そう言ってどこかいたずらっ子のように微笑む桜井を見て、あ、やっぱこいつ二重人格だわと思った。もうなにこいつ。おどおどするだけじゃなくて、強気で、さらにそうやって笑ってくるとか、ほんとなに。
私は照れくさい気持ちを隠すように桜井から視線をそらした。耳が火照っているのを感じる。馬鹿じゃないの、私。そんな耳とかすこし熱い頬とかを隠すように、私は平然を装った。絶対に表情に出してやるもんか。もう意地だった。

「でも、名字さんは全然意識してくれませんよね。」

「…なにが?」

してるけど? と思ったが、悟られるのも癪なのでなんともないという顔をして答えた。

「今だって、こうやって、2人きりなのに。」

「っ、」

そう言って、なんと桜井は私の手を握ってきた。私の手の上に重ねるようにして桜井の掌が置かれて。女子みたいとは言いつつも、その手は私よりも大きくて、ゴツゴツしている。一回り大きいそんな手にギュッと包み込むように触られて、思わず桜井の顔を見つめ返してしまった。その顔は案の定男のもので、見たことを後悔したのだった。
もうやだ。
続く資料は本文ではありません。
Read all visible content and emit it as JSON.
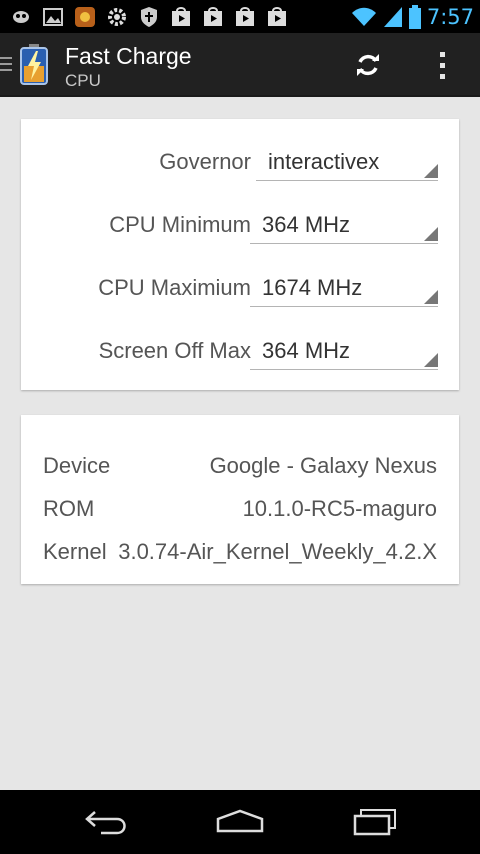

心臓が、うるさい。そんな顔で見られたら、平然でいられるわけがない。握られた手が、とても熱かった。

「…そう言えば、今日で1週間ですよね。」

「え?」

「僕があなたに告白してから。」

そう言うと桜井は私の手を握る力を少し強くした。

「返事、もらってもいいですか。」

手を通してドクドクと聞こえる脈は、いったいどっちのなのだろうか。


「…私、桜井のこと友達としては好きだったけど、男としては好きじゃなかった。」

私は桜井から目をそらして、ぽつりぽつりとそう言った。

私は、気の強い男が好きだ。だから、気が弱い桜井は友達としては好きでもそういう対象としては見れないと思っていた。
でも、告白された時に意外と強気な発言をすることを知った。バスケでは負けず嫌いなことも知った。私が今まで知らなかっただけで、桜井は確かに男だったのだ。

「なのに、」

今、桜井はどんな表情をしてこの言葉を聞いているのだろう。桜井の顔は、見れない。


「……なんで好きになっちゃったんだろうね。」


私はそう小さな声で続けた。
するとその瞬間、握られてた手を斜め上に思いっきり引っ張られる。

「わっ…!」

その勢いで思わず立ち上がってしまった。椅子が倒れる音が教室に響く。
私の手を引っ張った張本人である桜井も、同じように立ち上がっていた。つい顔を上に向けてしまい桜井と目が合う。その顔は真っ赤だった。

「あ、なたが僕のことを好きになったのは、」

桜井の目は、所在なさげにあちこちうごいていた。

「僕が、あなたのことを、好きになったからだと思いま、す…。」

桜井は、今にも消え入りそうな声でそう言った。目は伏せられているが、真っ赤な顔は隠せていない。
その姿が私のよく知っている桜井で思わずにやけてしまった。なに、さっきまで自信満々だったくせに、ああもう!

「可愛いな!!」

「なっ、可愛くないです!」

「あんな強気だったのにどうしちゃったのもう! 可愛いなあ!」

「そ、そりゃあ好きとか言われたら照れますよ!」

「自分は散々言ってたじゃん!」

そう言って私は握られたままの手を逆に引っ張り返してやった。その勢いで少し前のめりになった桜井の首に腕を回す。すると軽く抱きつくような体勢になった。桜井があからさまに慌てているのが少し面白い。

「え、あの、」

「好きだよ、桜井。」

「…あ、りがとうございます。」

拗ねたようにそう言う桜井が本当に可愛くて、髪がぐしゃぐしゃになるまで頭を撫でる。

そして腕を離して、髪がボサボサになった桜井を見て笑った。なにするんですか、という桜井の顔も少し笑っていた。